Initial Context
I was reading one of John Henry Newman's (Cardinal Newman for the non-Anglicans) sermons, specifically "Religious Faith Rational" from Parochial and Plain Sermons…
Near the beginning of the text he writes
But it is not at all true that Faith itself, i.e. Trust, is a strange
principle of action; and to say that it is irrational is even an
absurdity.
Later in the text he echoes this, writing
it is no irrational or strange principle of conduct in the concerns of
this life.
I was intrigued by and confused as to the dictionary (or encyclopedia, handlist, glossary, etc…) definition of this phrase (term of art?). When I did a Google search I found the phrase in a not-insignificant amount of philosophy related texts (viz. those on Bentham and Kant)
Question
What exactly is a “principle of action” or a “principle of conduct”? Are these terms interchangeable? In what situations are the terms uses, historically or contemporaneously?

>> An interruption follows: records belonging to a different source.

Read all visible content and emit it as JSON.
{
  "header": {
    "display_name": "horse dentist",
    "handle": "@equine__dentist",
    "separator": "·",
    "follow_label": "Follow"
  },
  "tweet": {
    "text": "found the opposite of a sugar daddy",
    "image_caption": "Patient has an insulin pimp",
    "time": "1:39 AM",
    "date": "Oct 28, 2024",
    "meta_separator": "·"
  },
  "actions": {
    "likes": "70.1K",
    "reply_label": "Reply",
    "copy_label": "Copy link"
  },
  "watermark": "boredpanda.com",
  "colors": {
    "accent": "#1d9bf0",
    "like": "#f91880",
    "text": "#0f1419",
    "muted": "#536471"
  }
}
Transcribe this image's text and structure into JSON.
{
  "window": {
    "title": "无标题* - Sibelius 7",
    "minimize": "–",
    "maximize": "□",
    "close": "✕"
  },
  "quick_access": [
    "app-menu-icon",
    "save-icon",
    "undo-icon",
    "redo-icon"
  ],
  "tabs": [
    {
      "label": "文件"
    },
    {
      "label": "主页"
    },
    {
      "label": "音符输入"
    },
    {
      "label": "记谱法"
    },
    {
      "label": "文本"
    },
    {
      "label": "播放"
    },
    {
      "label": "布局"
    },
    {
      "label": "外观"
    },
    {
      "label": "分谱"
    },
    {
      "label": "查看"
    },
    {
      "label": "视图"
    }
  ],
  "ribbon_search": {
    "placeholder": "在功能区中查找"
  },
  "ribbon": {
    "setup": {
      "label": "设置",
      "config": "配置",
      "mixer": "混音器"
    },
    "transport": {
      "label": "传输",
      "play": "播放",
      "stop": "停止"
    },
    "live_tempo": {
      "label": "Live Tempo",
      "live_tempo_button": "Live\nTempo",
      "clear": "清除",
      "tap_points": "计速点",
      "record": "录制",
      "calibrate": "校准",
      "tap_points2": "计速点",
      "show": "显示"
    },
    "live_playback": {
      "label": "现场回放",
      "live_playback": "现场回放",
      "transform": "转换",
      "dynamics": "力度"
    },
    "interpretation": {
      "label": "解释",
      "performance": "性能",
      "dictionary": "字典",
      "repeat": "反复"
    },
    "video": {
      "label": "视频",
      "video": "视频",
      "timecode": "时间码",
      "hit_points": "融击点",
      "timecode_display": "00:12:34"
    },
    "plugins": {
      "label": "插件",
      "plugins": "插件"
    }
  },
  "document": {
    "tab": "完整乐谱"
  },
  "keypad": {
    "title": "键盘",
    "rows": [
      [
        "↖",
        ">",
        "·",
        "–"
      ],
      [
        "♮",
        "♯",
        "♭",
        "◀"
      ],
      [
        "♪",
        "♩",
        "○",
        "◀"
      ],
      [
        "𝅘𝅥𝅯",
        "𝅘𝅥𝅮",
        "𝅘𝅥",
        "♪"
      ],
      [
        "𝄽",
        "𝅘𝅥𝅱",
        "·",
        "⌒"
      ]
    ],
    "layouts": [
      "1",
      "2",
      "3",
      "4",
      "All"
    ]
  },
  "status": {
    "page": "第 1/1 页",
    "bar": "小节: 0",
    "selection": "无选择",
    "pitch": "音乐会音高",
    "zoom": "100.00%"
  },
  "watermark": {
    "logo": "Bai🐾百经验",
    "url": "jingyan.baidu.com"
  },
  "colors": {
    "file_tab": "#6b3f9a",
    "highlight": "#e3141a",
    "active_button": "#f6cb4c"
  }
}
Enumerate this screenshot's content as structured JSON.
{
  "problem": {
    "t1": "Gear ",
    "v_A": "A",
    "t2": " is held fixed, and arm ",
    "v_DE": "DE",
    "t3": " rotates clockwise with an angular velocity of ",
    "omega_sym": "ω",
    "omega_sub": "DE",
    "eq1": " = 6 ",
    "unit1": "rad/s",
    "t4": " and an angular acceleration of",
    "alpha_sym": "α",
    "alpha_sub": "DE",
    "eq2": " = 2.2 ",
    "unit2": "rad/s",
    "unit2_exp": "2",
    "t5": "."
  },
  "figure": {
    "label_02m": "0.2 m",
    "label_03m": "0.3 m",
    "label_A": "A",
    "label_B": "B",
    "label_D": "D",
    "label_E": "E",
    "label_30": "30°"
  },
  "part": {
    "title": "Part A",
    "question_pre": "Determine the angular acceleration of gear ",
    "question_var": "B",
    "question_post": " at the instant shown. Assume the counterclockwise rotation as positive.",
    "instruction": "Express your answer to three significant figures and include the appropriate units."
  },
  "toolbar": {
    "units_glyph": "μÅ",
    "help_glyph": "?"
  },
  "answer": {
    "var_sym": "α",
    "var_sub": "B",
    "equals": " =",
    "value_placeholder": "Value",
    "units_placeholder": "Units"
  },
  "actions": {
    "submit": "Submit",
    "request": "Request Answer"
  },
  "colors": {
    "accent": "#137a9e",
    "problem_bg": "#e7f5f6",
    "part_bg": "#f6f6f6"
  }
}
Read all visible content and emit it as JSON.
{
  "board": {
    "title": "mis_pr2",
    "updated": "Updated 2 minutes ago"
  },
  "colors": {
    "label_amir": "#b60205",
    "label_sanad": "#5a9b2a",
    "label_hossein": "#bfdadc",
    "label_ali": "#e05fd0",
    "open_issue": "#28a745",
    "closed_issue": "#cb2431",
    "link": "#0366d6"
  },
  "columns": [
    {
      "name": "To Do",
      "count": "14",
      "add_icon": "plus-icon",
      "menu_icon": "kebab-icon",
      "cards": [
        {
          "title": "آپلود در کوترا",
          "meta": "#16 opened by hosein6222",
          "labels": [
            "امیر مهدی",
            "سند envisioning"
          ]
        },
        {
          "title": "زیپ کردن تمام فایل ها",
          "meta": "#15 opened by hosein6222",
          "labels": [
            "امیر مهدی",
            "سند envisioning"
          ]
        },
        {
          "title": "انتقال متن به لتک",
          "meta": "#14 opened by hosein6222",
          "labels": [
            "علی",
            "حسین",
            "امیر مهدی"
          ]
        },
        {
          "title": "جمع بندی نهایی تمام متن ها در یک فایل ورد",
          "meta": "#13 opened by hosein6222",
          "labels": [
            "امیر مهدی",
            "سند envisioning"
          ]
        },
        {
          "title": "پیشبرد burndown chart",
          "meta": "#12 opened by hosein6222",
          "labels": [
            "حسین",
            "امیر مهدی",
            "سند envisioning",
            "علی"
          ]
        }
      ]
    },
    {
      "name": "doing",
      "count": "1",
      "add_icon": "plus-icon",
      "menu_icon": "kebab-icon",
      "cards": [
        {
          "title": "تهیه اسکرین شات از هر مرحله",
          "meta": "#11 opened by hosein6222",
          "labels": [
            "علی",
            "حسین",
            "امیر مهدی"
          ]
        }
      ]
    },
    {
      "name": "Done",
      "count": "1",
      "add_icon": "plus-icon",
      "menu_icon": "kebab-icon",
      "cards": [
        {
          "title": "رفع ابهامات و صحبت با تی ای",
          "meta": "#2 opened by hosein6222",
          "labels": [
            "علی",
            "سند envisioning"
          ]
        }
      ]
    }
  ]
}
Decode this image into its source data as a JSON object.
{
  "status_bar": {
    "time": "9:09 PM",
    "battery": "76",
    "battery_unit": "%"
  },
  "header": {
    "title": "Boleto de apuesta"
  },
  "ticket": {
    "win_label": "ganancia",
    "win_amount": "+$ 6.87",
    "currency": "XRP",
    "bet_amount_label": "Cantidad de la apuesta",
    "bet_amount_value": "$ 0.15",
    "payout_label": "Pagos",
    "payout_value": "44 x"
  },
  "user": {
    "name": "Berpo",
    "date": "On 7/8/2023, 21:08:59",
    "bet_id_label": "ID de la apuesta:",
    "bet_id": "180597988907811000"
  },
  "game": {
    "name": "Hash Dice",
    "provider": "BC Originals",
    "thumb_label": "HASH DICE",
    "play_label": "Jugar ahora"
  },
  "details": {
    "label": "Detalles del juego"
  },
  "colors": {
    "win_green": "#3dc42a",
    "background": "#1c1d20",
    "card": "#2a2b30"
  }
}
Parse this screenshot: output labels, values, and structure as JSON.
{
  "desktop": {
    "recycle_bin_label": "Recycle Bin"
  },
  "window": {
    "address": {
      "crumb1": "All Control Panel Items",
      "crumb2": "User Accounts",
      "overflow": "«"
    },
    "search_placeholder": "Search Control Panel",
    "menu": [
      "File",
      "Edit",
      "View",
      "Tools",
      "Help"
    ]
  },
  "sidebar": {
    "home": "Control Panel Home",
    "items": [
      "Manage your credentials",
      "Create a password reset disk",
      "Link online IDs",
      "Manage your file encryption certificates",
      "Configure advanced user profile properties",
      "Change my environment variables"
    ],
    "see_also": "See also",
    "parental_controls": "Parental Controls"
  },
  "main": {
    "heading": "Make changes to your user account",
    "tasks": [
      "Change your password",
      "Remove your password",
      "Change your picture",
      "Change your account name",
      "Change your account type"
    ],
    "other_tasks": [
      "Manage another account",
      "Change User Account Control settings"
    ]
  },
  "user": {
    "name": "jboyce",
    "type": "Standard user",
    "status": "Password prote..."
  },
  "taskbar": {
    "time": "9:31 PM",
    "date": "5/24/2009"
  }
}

Visualisation of Frequency
I did an n-grams search and it looks like the term was in current use in 1829, when Newman wrote "Religious Faith Rational."
Sources
Michel, Jean-Baptiste et al. “Quantitative Analysis of Culture Using Millions of Digitized Books.” Science 331.6014 (2011): 176–182. www.sciencemag.org. Web. 15 Nov. 2014.
Newman, John Henry, and William John Copeland. Parochial and Plain Sermons. New ed. Vol. 1. London, New York: Longmans, Green, 1891. The Open Library. Web. 15 Nov. 2014. 8 vols.
Best Answer
The phrases "principle of action" and "principle of conduct" don't seem like idioms to me, nor divorced from their constituent words.
Rather your examples seem to me to be straightforward applications of the word principle. From the OED's entry for principle, for example, we read:
The single most applicable sense here is 4a, but the general gloss of a "fundamental motivating force" is the sense in play in both "principle of action" and "principle of conduct" (though the latter has a stronger sense of ought as in the prescriptive 4b, whereas the former has a stronger sense is, as in the descriptive 7a).